Muove i primi passi l’Alleanza delle Cooperative Italiane che, guidata dal portavoce Luigi Marino (presidente Confcooperative) con i presidenti Rosario Altieri dell’Agci e Giuliano Poletti della Legacoop, ha incontrato il segretario confederale della Cgil Susanna Camusso.

«Negli ultimi 10 anni l’occupazione nel movimento cooperativo è cresciuta del 37%. Anche negli ultimi due anni, nonostante la crisi profonda, siamo cresciuti di circa il 2%. È buona occupazione – ha precisato Marino – basti pensare che nelle cooperative labour intensive come quelle di produzione lavoro l’87% delle persone sono occupate con contratti a tempo indeterminato. Il dumping è uno dei fattori minanti sulla competitività delle cooperative, per questo va duramente contrastata la concorrenza sleale di imprese che lavorano sottocosto e non producono buona occupazione».

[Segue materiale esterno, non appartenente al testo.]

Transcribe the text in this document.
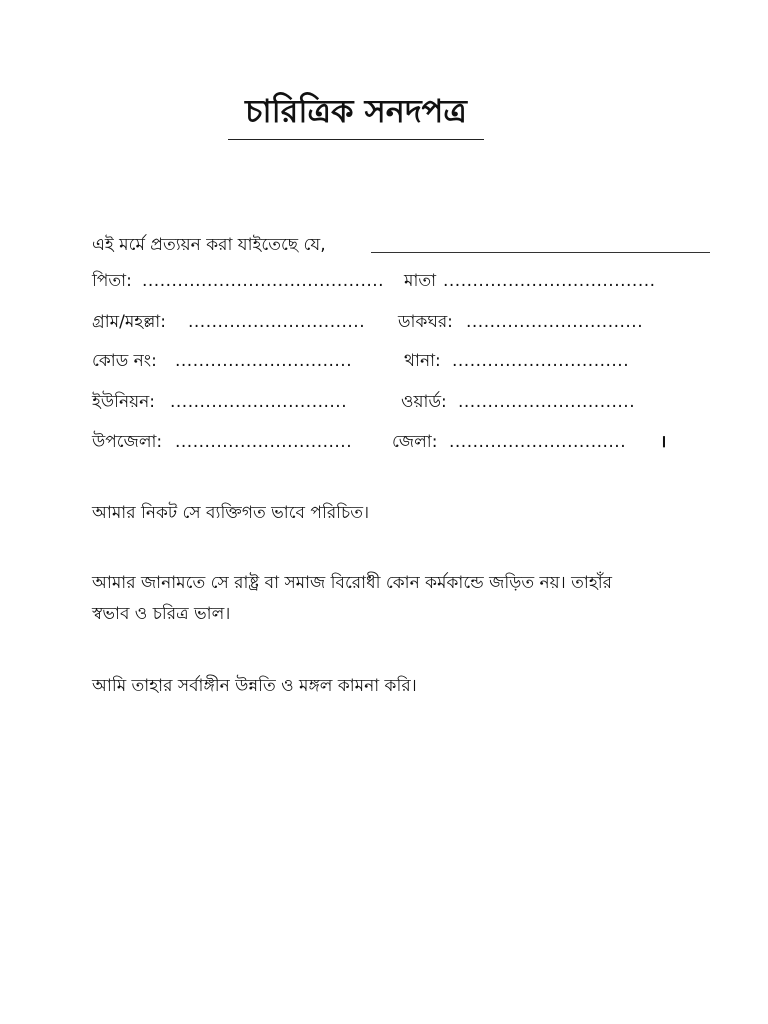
চারিত্রিক সনদপত্র
এই মর্মে প্রত্যয়ন করা যাইতেছে যে,
পিতা: ......................................... মাতা ....................................
গ্রাম/মহল্লা: .............................. ডাকঘর: ..............................
কোড নং: ..............................	থানা: ..............................
ইউনিয়ন: ..............................	ওয়ার্ড: ..............................
উপজেলা: .............................. জেলা: .............................. ।
আমার নিকট সে ব্যক্তিগত ভাবে পরিচিত।
আমার জানামতে সে রাষ্ট্র বা সমাজ বিরোধী কোন কর্মকান্ডে জড়িত নয়। তাহাঁর
স্বভাব ও চরিত্র ভাল।
আমি তাহার সর্বাঙ্গীন উন্নতি ও মঙ্গল কামনা করি।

Altro tema affrontato, l’unificazione dei fondi di previdenza complementare «Sulla previdenza – ha chiesto Marino – occorre una scelta politica univoca per dare al settore un fondo di previdenza ancora più robusto che nasca dalla fusione dei tre fondi preesistenti (Cooperlavoro, Previcooper e Filcoop) che diventerebbe il quinto fondo italiano con un totale di oltre 130 mila iscritti e un patrimonio complessivo di oltre 800 milioni di euro».